Le débat public voulu par le gouvernement sur l'identité nationale est entré dans sa phase active malgré les critiques de la gauche dénonçant une " manoeuvre électorale " en vue des régionales de mars prochain.
Une partie de la société civile s'inquiète également d'un débat "
imposé d'en haut " et susceptible de " déchirer " les Français autour de thèmes chers à l'extrême droite.
Déclinés dans chacun des 100 départements français pendant deux mois et
demi sous l'égide des préfets, ces débats devraient permettre d'accoucher d'une synthèse le 4 février.
Le site internet www.debatidentitenationale.fr permet de contribuer aux discussions en consultant une base
documentaire ou en donnant son point de vue.

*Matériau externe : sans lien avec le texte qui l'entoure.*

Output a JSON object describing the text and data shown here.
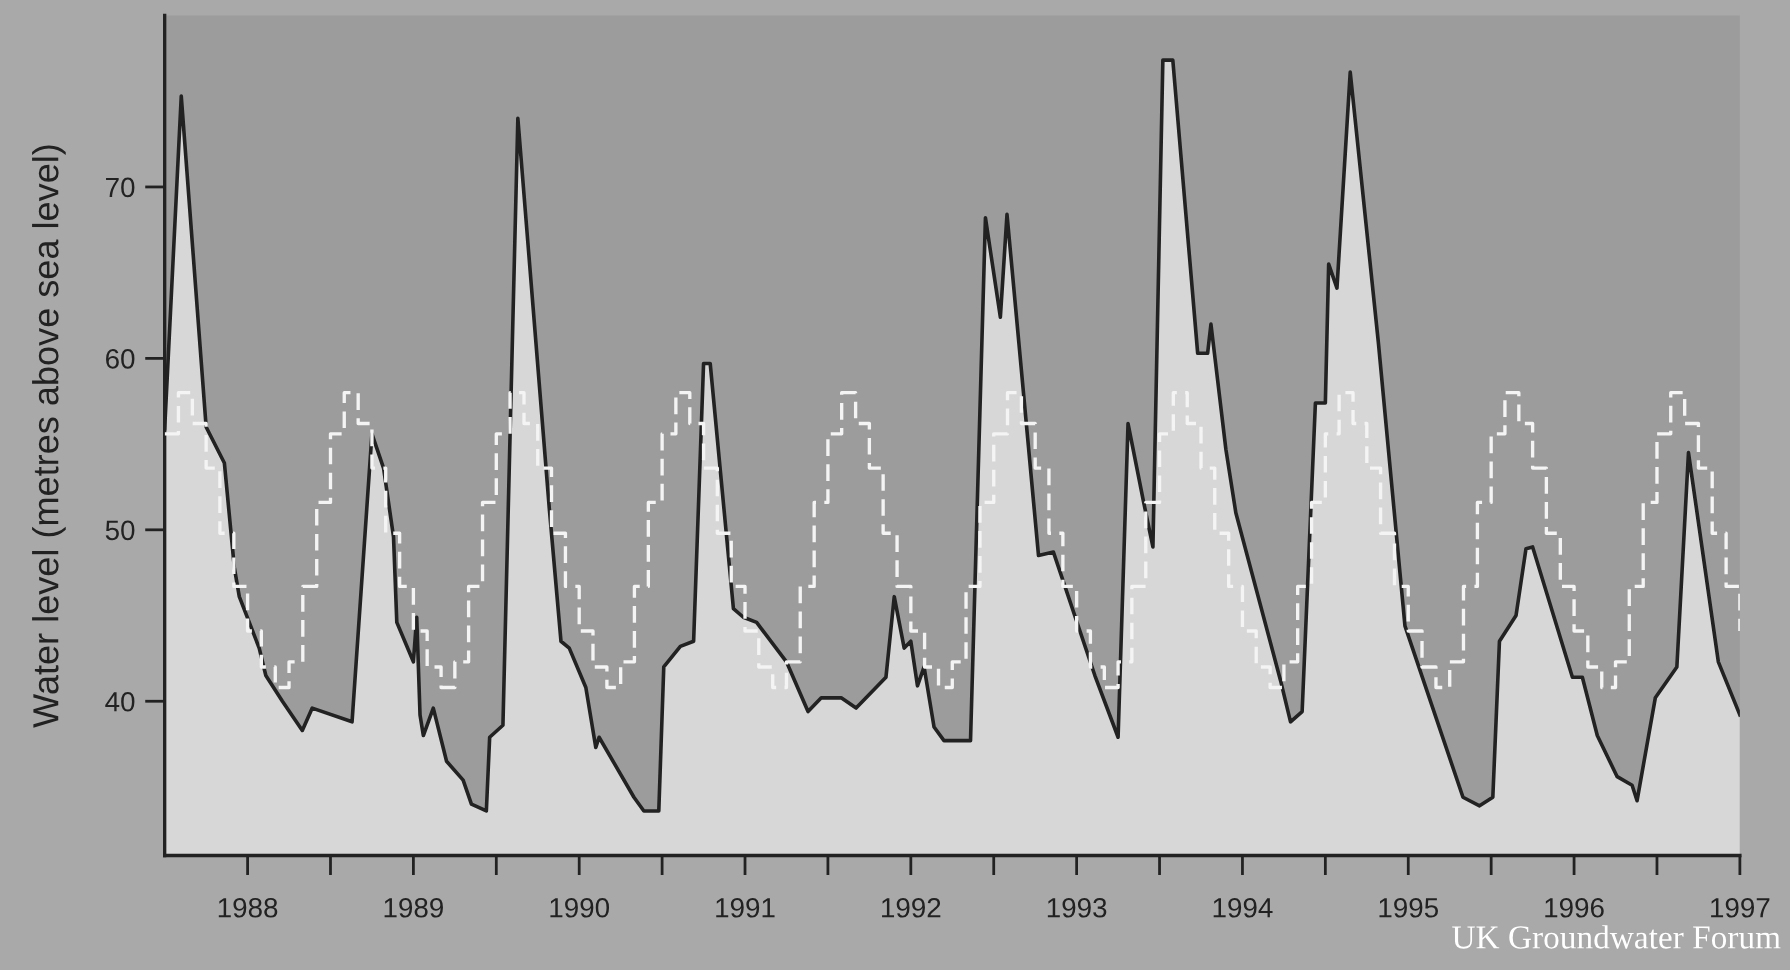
{
  "chart_data": {
    "type": "area",
    "ylabel": "Water level (metres above sea level)",
    "xlim": [
      1987.5,
      1997.0
    ],
    "ylim": [
      31,
      80
    ],
    "yticks": [
      40,
      50,
      60,
      70
    ],
    "xticks": [
      {
        "value": 1988,
        "label": "1988"
      },
      {
        "value": 1988.5,
        "label": null
      },
      {
        "value": 1989,
        "label": "1989"
      },
      {
        "value": 1989.5,
        "label": null
      },
      {
        "value": 1990,
        "label": "1990"
      },
      {
        "value": 1990.5,
        "label": null
      },
      {
        "value": 1991,
        "label": "1991"
      },
      {
        "value": 1991.5,
        "label": null
      },
      {
        "value": 1992,
        "label": "1992"
      },
      {
        "value": 1992.5,
        "label": null
      },
      {
        "value": 1993,
        "label": "1993"
      },
      {
        "value": 1993.5,
        "label": null
      },
      {
        "value": 1994,
        "label": "1994"
      },
      {
        "value": 1994.5,
        "label": null
      },
      {
        "value": 1995,
        "label": "1995"
      },
      {
        "value": 1995.5,
        "label": null
      },
      {
        "value": 1996,
        "label": "1996"
      },
      {
        "value": 1996.5,
        "label": null
      },
      {
        "value": 1997,
        "label": "1997"
      }
    ],
    "grid": false,
    "annotations": [
      "UK Groundwater Forum"
    ],
    "series": [
      {
        "color": "#222222",
        "x": [
          1987.5,
          1987.6,
          1987.75,
          1987.86,
          1987.92,
          1987.95,
          1988.07,
          1988.11,
          1988.21,
          1988.33,
          1988.39,
          1988.63,
          1988.75,
          1988.82,
          1988.88,
          1988.9,
          1989.0,
          1989.02,
          1989.04,
          1989.06,
          1989.12,
          1989.2,
          1989.3,
          1989.35,
          1989.44,
          1989.46,
          1989.54,
          1989.63,
          1989.82,
          1989.89,
          1989.94,
          1990.04,
          1990.1,
          1990.12,
          1990.33,
          1990.39,
          1990.48,
          1990.51,
          1990.61,
          1990.69,
          1990.75,
          1990.79,
          1990.93,
          1990.99,
          1991.07,
          1991.25,
          1991.38,
          1991.46,
          1991.58,
          1991.67,
          1991.85,
          1991.9,
          1991.96,
          1992.0,
          1992.04,
          1992.08,
          1992.14,
          1992.2,
          1992.36,
          1992.45,
          1992.54,
          1992.58,
          1992.77,
          1992.86,
          1993.11,
          1993.25,
          1993.31,
          1993.4,
          1993.46,
          1993.52,
          1993.58,
          1993.73,
          1993.79,
          1993.81,
          1993.9,
          1993.96,
          1994.23,
          1994.29,
          1994.36,
          1994.44,
          1994.5,
          1994.52,
          1994.57,
          1994.65,
          1994.82,
          1994.98,
          1995.33,
          1995.43,
          1995.51,
          1995.55,
          1995.65,
          1995.71,
          1995.75,
          1995.99,
          1996.05,
          1996.14,
          1996.26,
          1996.35,
          1996.38,
          1996.49,
          1996.62,
          1996.69,
          1996.87,
          1997.0
        ],
        "values": [
          55.9,
          75.3,
          56.0,
          53.9,
          47.8,
          46.1,
          43.1,
          41.5,
          40.0,
          38.3,
          39.6,
          38.8,
          55.6,
          53.6,
          49.6,
          44.6,
          42.3,
          44.9,
          39.2,
          38.0,
          39.6,
          36.5,
          35.4,
          34.0,
          33.6,
          37.9,
          38.6,
          74.0,
          51.2,
          43.5,
          43.1,
          40.8,
          37.3,
          37.9,
          34.4,
          33.6,
          33.6,
          42.0,
          43.2,
          43.5,
          59.7,
          59.7,
          45.4,
          44.9,
          44.6,
          42.3,
          39.4,
          40.2,
          40.2,
          39.6,
          41.4,
          46.1,
          43.1,
          43.5,
          40.9,
          42.0,
          38.5,
          37.7,
          37.7,
          68.2,
          62.4,
          68.4,
          48.5,
          48.7,
          41.5,
          37.9,
          56.2,
          51.8,
          49.0,
          77.4,
          77.4,
          60.3,
          60.3,
          62.0,
          54.7,
          51.0,
          41.2,
          38.8,
          39.4,
          57.4,
          57.4,
          65.5,
          64.1,
          76.7,
          60.9,
          44.4,
          34.4,
          33.9,
          34.4,
          43.5,
          45.0,
          48.9,
          49.0,
          41.4,
          41.4,
          38.0,
          35.6,
          35.1,
          34.2,
          40.2,
          42.0,
          54.5,
          42.3,
          39.2
        ]
      },
      {
        "type": "step",
        "color": "#f4f4f4",
        "line_style": "dashed",
        "x": [
          1987.5,
          1987.583,
          1987.667,
          1987.75,
          1987.833,
          1987.917,
          1988.0,
          1988.083,
          1988.167,
          1988.25,
          1988.333,
          1988.417,
          1988.5,
          1988.583,
          1988.667,
          1988.75,
          1988.833,
          1988.917,
          1989.0,
          1989.083,
          1989.167,
          1989.25,
          1989.333,
          1989.417,
          1989.5,
          1989.583,
          1989.667,
          1989.75,
          1989.833,
          1989.917,
          1990.0,
          1990.083,
          1990.167,
          1990.25,
          1990.333,
          1990.417,
          1990.5,
          1990.583,
          1990.667,
          1990.75,
          1990.833,
          1990.917,
          1991.0,
          1991.083,
          1991.167,
          1991.25,
          1991.333,
          1991.417,
          1991.5,
          1991.583,
          1991.667,
          1991.75,
          1991.833,
          1991.917,
          1992.0,
          1992.083,
          1992.167,
          1992.25,
          1992.333,
          1992.417,
          1992.5,
          1992.583,
          1992.667,
          1992.75,
          1992.833,
          1992.917,
          1993.0,
          1993.083,
          1993.167,
          1993.25,
          1993.333,
          1993.417,
          1993.5,
          1993.583,
          1993.667,
          1993.75,
          1993.833,
          1993.917,
          1994.0,
          1994.083,
          1994.167,
          1994.25,
          1994.333,
          1994.417,
          1994.5,
          1994.583,
          1994.667,
          1994.75,
          1994.833,
          1994.917,
          1995.0,
          1995.083,
          1995.167,
          1995.25,
          1995.333,
          1995.417,
          1995.5,
          1995.583,
          1995.667,
          1995.75,
          1995.833,
          1995.917,
          1996.0,
          1996.083,
          1996.167,
          1996.25,
          1996.333,
          1996.417,
          1996.5,
          1996.583,
          1996.667,
          1996.75,
          1996.833,
          1996.917,
          1997.0
        ],
        "values": [
          55.6,
          58.0,
          56.2,
          53.6,
          49.8,
          46.7,
          44.1,
          42.0,
          40.8,
          42.3,
          46.7,
          51.6,
          55.6,
          58.0,
          56.2,
          53.6,
          49.8,
          46.7,
          44.1,
          42.0,
          40.8,
          42.3,
          46.7,
          51.6,
          55.6,
          58.0,
          56.2,
          53.6,
          49.8,
          46.7,
          44.1,
          42.0,
          40.8,
          42.3,
          46.7,
          51.6,
          55.6,
          58.0,
          56.2,
          53.6,
          49.8,
          46.7,
          44.1,
          42.0,
          40.8,
          42.3,
          46.7,
          51.6,
          55.6,
          58.0,
          56.2,
          53.6,
          49.8,
          46.7,
          44.1,
          42.0,
          40.8,
          42.3,
          46.7,
          51.6,
          55.6,
          58.0,
          56.2,
          53.6,
          49.8,
          46.7,
          44.1,
          42.0,
          40.8,
          42.3,
          46.7,
          51.6,
          55.6,
          58.0,
          56.2,
          53.6,
          49.8,
          46.7,
          44.1,
          42.0,
          40.8,
          42.3,
          46.7,
          51.6,
          55.6,
          58.0,
          56.2,
          53.6,
          49.8,
          46.7,
          44.1,
          42.0,
          40.8,
          42.3,
          46.7,
          51.6,
          55.6,
          58.0,
          56.2,
          53.6,
          49.8,
          46.7,
          44.1,
          42.0,
          40.8,
          42.3,
          46.7,
          51.6,
          55.6,
          58.0,
          56.2,
          53.6,
          49.8,
          46.7,
          44.1
        ]
      }
    ]
  }
}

Jeudi, plus de 30.000 personnes avaient envoyé une contribution, selon le ministère de l'Immigration.
A l'origine de cette opération, le ministre de l'Immigration, Eric Besson, lancera un débat dans son ministère le 25 novembre avec les élus du
Loiret.
L'Institut Montaigne organisera lui aussi un forum le 4 décembre à l'Ecole Militaire de Paris, après la publication d'un ouvrage collectif sur ce que ce
cercle de réflexion estime être " une question majeure ".
Eric Besson a envoyé à tous les préfets un guide comportant 200 questions à aborder lors des débats.
Mais pour ses détracteurs, le fait même que les discussions soient encadrées par les préfets montre que leur issue est fixée d'avance d'autant qu'il
s'agit de réaffirmer la " fierté d'être français ".
BHL VEUT FAIRE TAIRE BESSON
Eric Besson a récusé l'idée selon laquelle parler de la nation ferait le lit du Front national et s'est défendu de vouloir séduire l'électorat d'extrême
droite.
Mais le gouvernement veut-il vraiment sonder les Français ou instiller une certaine vision de la France ? demandent en substance une soixantaine de
philosophes s'exprimant jeudi dans Libération.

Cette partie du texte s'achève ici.